Beyond 9 to 5: Designing Systems Around People, Not Office Hours

It’s late at night in a small rural community. A young man paces the floor of his living room, trying to steady his breathing as panic tightens in his chest. He doesn’t want to wake his whānau. He doesn’t know who to call.

Across town, a kuia sits quietly on her porch carrying the weight of grief and loneliness. In the city, a solo mother lies awake overwhelmed by the pressure of holding everything together, parenting, working, surviving.

These experiences are not isolated stories. They are reflections of a wider pattern emerging across Aotearoa. Distress, disconnection, and crisis do not arrive neatly within business hours.
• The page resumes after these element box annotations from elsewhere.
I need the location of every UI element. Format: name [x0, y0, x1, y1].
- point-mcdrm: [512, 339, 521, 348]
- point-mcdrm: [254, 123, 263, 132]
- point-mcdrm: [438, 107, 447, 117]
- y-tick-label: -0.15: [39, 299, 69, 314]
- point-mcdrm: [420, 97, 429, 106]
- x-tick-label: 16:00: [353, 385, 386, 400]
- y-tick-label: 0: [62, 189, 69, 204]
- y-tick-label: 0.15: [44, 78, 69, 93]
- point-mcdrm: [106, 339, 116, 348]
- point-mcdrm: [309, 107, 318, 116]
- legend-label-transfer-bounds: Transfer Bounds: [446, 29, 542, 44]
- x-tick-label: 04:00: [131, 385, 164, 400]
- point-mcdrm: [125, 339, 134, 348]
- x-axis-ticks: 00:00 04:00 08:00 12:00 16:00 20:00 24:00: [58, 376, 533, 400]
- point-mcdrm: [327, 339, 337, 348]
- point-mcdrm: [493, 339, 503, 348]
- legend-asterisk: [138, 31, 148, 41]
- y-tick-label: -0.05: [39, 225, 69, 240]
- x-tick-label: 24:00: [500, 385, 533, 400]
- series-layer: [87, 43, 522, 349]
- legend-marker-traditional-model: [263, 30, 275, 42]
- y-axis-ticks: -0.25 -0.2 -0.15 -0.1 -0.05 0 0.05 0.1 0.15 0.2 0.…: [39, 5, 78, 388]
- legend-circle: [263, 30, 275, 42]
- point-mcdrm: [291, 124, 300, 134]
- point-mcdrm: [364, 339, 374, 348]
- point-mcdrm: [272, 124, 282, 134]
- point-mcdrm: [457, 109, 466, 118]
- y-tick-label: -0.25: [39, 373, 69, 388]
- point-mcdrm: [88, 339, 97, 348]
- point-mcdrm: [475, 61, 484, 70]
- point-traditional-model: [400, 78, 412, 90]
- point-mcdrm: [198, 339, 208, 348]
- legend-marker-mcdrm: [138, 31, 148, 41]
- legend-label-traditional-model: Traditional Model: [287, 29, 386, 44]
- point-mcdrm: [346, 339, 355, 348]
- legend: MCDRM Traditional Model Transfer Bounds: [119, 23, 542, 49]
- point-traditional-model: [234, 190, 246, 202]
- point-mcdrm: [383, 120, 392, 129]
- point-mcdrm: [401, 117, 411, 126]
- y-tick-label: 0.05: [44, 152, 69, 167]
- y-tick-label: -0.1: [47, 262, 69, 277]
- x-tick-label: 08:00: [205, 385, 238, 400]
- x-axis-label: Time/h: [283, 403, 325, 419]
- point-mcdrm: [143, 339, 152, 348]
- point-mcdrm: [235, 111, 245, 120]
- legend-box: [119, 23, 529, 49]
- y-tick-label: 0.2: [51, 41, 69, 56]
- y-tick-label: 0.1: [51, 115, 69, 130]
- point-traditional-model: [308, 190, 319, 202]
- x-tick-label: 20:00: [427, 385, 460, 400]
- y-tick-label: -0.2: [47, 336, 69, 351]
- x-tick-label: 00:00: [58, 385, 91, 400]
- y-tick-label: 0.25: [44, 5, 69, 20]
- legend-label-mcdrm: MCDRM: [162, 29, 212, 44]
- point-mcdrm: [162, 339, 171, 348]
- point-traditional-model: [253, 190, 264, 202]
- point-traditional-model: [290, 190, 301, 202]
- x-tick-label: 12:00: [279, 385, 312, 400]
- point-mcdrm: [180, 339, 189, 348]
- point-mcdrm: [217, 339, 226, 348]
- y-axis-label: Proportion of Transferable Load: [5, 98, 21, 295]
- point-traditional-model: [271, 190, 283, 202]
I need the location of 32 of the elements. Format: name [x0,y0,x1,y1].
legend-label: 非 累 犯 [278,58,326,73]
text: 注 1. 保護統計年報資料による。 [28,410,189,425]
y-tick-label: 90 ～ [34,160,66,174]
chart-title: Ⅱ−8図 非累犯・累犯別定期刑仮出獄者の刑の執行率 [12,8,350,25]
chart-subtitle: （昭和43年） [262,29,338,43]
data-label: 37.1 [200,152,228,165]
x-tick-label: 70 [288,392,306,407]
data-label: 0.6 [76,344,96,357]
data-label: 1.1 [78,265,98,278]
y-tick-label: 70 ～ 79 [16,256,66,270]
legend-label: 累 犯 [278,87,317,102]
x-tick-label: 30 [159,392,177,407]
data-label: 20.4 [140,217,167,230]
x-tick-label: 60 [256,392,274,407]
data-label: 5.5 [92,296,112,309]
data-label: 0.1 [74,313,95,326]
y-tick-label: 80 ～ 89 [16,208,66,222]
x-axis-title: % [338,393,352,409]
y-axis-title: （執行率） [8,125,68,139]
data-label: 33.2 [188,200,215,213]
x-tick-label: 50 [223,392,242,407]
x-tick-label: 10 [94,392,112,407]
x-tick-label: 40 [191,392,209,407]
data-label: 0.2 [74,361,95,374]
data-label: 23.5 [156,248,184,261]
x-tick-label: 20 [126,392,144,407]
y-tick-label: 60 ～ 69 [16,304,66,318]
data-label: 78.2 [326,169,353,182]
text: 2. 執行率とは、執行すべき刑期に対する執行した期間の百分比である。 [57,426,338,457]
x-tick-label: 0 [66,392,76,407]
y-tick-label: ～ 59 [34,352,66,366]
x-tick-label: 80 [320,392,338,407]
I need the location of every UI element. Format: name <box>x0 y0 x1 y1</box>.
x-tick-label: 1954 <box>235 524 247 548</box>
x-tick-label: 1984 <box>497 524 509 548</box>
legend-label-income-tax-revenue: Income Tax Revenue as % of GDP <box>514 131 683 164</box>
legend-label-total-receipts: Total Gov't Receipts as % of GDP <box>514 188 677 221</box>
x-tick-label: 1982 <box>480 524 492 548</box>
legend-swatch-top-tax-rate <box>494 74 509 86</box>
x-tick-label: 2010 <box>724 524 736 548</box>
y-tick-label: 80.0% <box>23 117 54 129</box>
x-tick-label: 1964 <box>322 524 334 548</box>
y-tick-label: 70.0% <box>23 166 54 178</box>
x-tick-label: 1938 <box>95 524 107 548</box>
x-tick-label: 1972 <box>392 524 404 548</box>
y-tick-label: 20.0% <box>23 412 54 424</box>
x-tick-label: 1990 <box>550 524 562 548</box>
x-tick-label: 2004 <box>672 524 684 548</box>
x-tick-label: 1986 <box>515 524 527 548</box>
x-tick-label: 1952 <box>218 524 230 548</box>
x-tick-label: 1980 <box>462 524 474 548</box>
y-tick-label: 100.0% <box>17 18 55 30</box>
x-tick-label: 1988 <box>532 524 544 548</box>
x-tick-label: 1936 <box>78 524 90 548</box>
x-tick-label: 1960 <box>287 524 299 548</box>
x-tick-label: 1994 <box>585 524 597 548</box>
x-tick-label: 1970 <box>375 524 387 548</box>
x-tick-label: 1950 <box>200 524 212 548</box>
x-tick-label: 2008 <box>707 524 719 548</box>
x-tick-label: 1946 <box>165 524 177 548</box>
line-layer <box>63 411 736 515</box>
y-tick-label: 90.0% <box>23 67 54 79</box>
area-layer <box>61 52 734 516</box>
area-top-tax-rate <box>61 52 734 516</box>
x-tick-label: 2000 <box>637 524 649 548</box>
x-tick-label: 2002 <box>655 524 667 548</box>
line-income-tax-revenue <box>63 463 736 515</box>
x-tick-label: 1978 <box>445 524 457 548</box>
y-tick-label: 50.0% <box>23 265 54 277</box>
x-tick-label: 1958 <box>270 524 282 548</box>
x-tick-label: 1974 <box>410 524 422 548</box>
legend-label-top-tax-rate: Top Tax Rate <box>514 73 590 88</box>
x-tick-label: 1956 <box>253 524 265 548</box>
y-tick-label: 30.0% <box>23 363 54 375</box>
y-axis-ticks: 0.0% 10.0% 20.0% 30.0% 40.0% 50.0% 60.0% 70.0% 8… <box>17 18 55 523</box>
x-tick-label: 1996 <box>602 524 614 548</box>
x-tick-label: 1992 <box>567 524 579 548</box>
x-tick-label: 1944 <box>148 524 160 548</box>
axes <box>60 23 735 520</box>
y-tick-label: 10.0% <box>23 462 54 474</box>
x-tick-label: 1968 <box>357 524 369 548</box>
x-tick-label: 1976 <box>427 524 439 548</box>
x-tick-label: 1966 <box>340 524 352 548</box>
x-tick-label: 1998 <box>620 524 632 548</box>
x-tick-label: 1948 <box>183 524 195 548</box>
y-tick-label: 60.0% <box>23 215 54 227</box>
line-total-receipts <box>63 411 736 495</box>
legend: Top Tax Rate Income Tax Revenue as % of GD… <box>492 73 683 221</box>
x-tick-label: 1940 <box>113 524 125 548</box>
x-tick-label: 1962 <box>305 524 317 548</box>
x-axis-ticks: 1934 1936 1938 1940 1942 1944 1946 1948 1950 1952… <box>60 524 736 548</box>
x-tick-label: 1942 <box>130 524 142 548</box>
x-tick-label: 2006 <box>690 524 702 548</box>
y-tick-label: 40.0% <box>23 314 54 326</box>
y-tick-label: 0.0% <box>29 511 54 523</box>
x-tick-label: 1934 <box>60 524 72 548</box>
They happen in quiet spaces, overnight, on weekends, during moments of exhaustion, grief, financial stress, and isolation.

Yet many of the systems designed to support people remain structured around traditional office hours.

Across mental health and addiction services, support is often most accessible between 8am and 5pm, Monday to Friday. Outside of that window, options narrow quickly. For many whānau, help can feel distant or unavailable during the very moments they need connection most.

This is more than a service issue. It is a systems design issue.

The way support is funded, commissioned, and delivered continues to reflect institutional structures rather than the realities of people’s lives. Many current models were built around organisational efficiency, workforce availability, and risk management, not around the rhythms of distress, healing, and community wellbeing.

Over time, these structures have become normalised. But normal does not always mean effective.

The impacts are visible across the wider system. Emergency departments increasingly become default crisis response spaces. Police are often left responding to situations better suited to health or community based care. Whānau carry growing responsibility to hold loved ones through moments of acute distress, often without adequate support themselves.

These outcomes are not random. They are shaped by the conditions the system continues to reinforce.

A systems change approach asks us to look beyond immediate demand and examine the underlying settings driving these patterns. Policy frameworks, funding models, workforce design, commissioning approaches, and definitions of “access” all influence how care becomes available and to whom.

Communities across Aotearoa are already demonstrating different ways of working.

Kaupapa Māori services, peer led responses, mobile outreach, and community based wellbeing initiatives are creating models grounded in trust, relationships, cultural connection, and responsiveness. These approaches recognise that support is not just about opening a building or staffing a phone line. It is about ensuring people can access meaningful connections at the times they are most vulnerable.

Importantly, many of these approaches already exist. The challenge is that they are too often expected to operate within systems that were not designed to sustain or prioritise them.

If we want different outcomes, we need to shift the conditions that continue to produce inequitable access to care. That means rethinking how after hours support is funded, how success is measured, and how communities are enabled to design responses that reflect local realities.

It also means recognising that prevention and wellbeing cannot sit separately from accessibility. When people are unable to access support early, distress escalates and pressure shifts elsewhere across the system.

Real systems change requires us to move beyond transactional models of care and invest in approaches that are relational, flexible, culturally grounded, and community led.

Because wellbeing does not operate within office hours. And systems designed to support people should not either.